A soffrire di angioedema ereditario sono circa 920 italiani e la causa di questi edemi è un difetto genetico che provoca la carenza (HAE di tipo 1) o un non funzionamento (HAE di tipo 2) di C1 esterasi-inibitore (C1-INH), una proteina che ha funzione regolatrice di due sistemi di importanza vitale per l’organismo: il sistema di contatto della coagulazione e il sistema del complemento della difesa immunitaria.

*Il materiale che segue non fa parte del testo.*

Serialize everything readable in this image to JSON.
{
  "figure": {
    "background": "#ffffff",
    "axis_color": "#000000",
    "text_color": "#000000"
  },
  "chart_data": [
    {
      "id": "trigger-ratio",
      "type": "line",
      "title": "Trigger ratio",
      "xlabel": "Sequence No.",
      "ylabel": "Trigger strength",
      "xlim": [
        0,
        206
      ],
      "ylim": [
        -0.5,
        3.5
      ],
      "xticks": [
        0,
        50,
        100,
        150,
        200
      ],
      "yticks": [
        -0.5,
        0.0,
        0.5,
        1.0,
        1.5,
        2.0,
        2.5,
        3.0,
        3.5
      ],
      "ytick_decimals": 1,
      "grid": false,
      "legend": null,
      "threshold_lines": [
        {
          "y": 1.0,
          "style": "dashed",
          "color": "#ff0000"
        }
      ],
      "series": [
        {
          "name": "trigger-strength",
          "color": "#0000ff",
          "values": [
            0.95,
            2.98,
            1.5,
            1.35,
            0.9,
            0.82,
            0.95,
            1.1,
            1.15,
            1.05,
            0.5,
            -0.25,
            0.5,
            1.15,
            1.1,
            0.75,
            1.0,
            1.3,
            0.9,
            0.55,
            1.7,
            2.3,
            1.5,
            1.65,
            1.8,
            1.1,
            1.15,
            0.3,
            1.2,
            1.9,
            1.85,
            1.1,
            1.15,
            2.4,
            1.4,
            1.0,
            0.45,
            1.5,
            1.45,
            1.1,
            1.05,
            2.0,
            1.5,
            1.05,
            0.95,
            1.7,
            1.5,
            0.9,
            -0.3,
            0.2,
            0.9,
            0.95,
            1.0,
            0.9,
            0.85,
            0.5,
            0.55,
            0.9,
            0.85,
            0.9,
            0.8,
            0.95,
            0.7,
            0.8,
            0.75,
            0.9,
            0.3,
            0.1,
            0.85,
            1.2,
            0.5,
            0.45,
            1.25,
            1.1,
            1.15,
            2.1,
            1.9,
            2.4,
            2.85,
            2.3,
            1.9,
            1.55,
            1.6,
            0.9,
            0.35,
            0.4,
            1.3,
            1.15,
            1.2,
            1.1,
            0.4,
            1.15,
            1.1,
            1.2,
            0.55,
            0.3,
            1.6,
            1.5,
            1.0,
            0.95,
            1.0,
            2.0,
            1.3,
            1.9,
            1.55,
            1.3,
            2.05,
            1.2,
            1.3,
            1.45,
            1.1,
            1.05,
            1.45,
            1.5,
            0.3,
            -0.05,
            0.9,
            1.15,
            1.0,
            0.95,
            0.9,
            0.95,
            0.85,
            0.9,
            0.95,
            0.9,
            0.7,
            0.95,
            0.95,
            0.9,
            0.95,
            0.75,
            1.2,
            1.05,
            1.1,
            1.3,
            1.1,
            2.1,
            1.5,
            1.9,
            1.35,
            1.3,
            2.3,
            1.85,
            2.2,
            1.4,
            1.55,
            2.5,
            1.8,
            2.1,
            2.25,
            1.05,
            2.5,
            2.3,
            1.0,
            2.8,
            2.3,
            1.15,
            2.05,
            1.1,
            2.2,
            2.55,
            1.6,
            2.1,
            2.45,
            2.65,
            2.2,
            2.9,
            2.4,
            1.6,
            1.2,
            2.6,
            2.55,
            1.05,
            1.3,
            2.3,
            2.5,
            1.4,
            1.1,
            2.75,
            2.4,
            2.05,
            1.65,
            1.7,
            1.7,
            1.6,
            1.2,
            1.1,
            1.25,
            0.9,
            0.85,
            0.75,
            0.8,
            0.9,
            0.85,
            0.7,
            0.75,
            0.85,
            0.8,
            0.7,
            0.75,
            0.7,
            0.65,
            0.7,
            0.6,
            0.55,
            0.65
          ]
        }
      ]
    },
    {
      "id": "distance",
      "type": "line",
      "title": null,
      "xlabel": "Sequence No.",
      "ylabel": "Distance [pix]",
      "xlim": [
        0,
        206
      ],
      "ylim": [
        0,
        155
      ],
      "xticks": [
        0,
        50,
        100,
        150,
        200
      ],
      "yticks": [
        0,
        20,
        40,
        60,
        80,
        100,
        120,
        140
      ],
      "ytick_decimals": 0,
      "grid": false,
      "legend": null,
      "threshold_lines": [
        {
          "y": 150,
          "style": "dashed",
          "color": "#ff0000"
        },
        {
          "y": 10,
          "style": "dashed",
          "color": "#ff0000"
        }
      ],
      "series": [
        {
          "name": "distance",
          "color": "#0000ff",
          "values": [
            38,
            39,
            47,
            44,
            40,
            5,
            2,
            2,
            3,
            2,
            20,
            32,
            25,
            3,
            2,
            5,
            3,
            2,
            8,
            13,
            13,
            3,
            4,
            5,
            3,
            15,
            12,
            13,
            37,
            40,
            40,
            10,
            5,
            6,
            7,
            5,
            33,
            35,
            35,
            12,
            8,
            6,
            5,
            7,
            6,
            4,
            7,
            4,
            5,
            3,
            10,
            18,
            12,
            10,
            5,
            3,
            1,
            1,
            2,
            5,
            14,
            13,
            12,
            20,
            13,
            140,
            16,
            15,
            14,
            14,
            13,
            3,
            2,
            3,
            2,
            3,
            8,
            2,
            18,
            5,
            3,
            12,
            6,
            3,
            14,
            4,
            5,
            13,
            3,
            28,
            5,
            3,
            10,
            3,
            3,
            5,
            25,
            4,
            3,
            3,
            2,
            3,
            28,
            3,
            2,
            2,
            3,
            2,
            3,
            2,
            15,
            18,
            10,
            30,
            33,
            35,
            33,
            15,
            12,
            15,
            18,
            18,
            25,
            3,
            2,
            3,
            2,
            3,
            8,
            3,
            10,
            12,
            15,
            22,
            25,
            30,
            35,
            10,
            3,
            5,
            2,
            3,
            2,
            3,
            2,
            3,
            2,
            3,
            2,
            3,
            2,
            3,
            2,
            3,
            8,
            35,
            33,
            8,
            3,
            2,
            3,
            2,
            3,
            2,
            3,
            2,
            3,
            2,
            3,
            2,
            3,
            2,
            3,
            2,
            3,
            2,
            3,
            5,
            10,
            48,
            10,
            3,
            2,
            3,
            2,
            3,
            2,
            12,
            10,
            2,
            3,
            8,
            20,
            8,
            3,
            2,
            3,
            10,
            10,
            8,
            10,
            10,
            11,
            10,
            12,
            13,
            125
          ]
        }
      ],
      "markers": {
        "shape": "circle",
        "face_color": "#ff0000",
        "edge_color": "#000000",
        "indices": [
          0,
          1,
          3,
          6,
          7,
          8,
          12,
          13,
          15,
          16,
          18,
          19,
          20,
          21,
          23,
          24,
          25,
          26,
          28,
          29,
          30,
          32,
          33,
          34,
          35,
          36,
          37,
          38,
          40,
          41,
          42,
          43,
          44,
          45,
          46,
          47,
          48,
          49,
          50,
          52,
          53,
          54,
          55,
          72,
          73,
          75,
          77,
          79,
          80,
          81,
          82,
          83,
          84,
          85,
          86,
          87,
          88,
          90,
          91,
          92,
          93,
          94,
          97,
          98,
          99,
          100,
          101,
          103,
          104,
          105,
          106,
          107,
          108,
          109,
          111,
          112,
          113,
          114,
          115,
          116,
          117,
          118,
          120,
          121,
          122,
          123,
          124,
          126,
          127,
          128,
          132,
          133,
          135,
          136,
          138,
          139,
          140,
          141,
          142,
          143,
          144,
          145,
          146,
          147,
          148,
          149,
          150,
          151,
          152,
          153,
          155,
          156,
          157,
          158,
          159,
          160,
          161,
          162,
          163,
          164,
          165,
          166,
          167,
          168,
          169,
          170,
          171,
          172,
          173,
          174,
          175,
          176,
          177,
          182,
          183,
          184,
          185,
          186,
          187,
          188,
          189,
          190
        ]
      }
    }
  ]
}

‘L’evento in assoluto più temuto è l’edema alla laringe che può portare a morte per soffocamento. Tra i fattori scatenanti ci sono traumi fisici ed emotivi – prosegue Bova – che possono essere anche un episodio di febbre, una caduta o lo stress per un esame o un compito in classe. Anche i farmaci estroprogestinici (come la pillola anticoncezionale) e gli ace inibitori (comunissimi farmaci per l’ipertensione) [per approfondimenti sull’angioedema da ace inibitori clicca qui ] possono scatenare episodi acuti. Per tutti questi motivi vivere con questa patologia non è facile. Pur essendo disponibile una terapia profilattica, gli attacchi acuti di angioedema devono essere sempre trattati con farmaci specifici, somministrabili per via endovenosa o sottocutanea. Si tratta di farmaci altamente specifici, che vengono resi disponibile solo ai pazienti che hanno ottenuto una diagnosi certa. Il farmaco viene consegnato ai pazienti, che oggi possono autosomministrarselo. Fino a qualche anno fa dovevano recarsi al pronto soccorso portando con se il farmaco, chiedendo la somministrazione dello stesso, non senza problemi. I pazienti arrivavano nei pronto soccorso italiani con un farmaco sconosciuto alla maggior parte dei medici (a causa dell’elevata specificità), che spesso si rifiutavano di fare l’iniezione. I pazienti aspettavano ore, a volte venivano ricoverati o trattati in maniera scorretta. Per ovviare a ciò abbiamo iniziato, tra i primi in Europa, a insegnare ai pazienti l’autosomministrazione. Abbiamo iniziato prevedendo dei veri e propri corsi di formazione tenuti da infermieri esperti e abbiamo insegnato a gran parte dei nostri pazienti, o ai loro familiari, come somministrare il farmaco per gli attacchi acuti”.